Yomiuri Shimbun file photo
A hangar at Iwakuni Air Station in Yamaguchi Prefecture in 2014

The Japanese and U.S. governments have officially agreed that up to ¥20 billion will be allocated to procure equipment for military training each fiscal year from 2022 to 2026 as part of the Japanese government’s budgetary allocation for host-nation support given to U.S. troops in Japan, known as the “sympathy budget,” according to Japanese government sources.

Although support for utility costs will be reduced, the entire sympathy budget for each fiscal year during the period will be about ¥211 billion, about ¥10 billion larger than the ¥201.7 billion sympathy budget for fiscal 2021.

Foreign Minister Yoshimasa Hayashi was to announce the sympathy budget on Tuesday.

This is the first time for the two governments to have the budget include procurement of training equipment to enhance joint response capabilities of the Self-Defense Forces and U.S. troops. The budget for training equipment will be mainly used to improve the training environment of the U.S. military based in Japan and to procure equipment to be jointly utilized by the SDF and U.S. troops. The introduction of flight simulators is one such purpose.

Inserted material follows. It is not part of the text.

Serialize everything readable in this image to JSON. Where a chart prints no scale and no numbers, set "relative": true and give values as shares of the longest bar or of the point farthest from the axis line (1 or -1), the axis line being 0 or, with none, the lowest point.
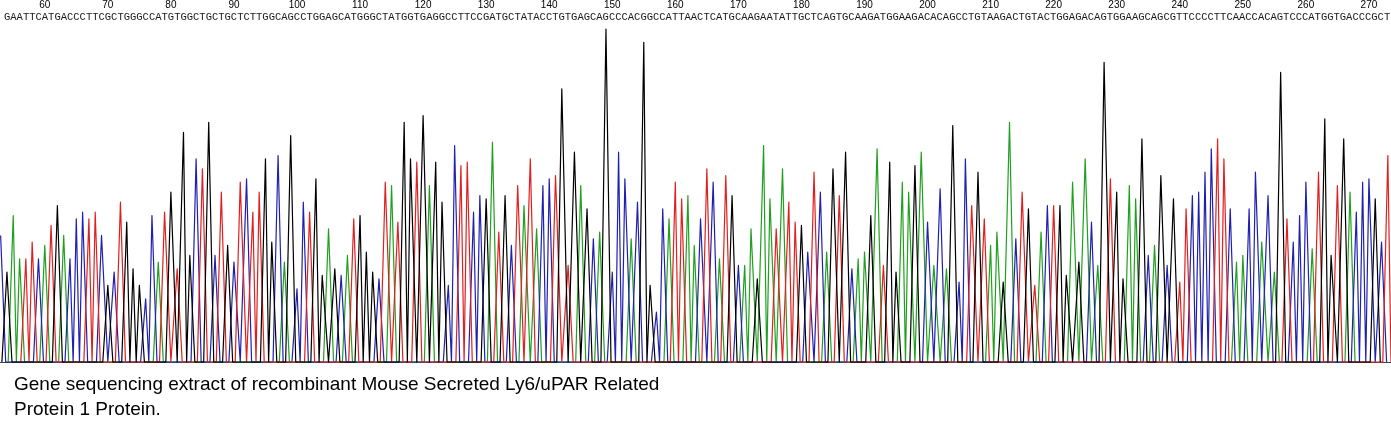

The Japanese government intends to obtain public understanding of the need to deal with the increasingly severe security environment around Japan, for reasons such as China’s military buildup, by increasing the budget to contribute to improving Japan’s deterrence.

Looking at the budget as a whole, the costs of providing and improving facilities on U.S. bases, such as barracks and administration buildings, also increased. The costs were ¥21.8 billion in fiscal 2021, but will be about ¥160 billion in total over the five years from fiscal 2022 to 2026.

On the other hand, regarding support for utility costs, which has been strongly criticized, the Japanese government had demanded that the amount be lowered. The two governments have reached an agreement that the support will be about ¥13 billion in each fiscal year, about ¥10 billion lower than ¥23.4 billion in fiscal 2021.

The Japanese government will incorporate the related sympathy budget into the fiscal 2022 initial national budget to be approved at a Cabinet meeting on Friday. After that, Hayashi and U.S. Secretary of State Antony Blinken plan to sign a new special agreement based on the agreed content of the sympathy budget in Washington on Jan. 7 next year, when a meeting of the Japan-U.S. Security Consultative Committee, known as the 2-plus-2 security talks, is held.

The government will submit a bill to approve the agreement to the Diet session to be convened in January.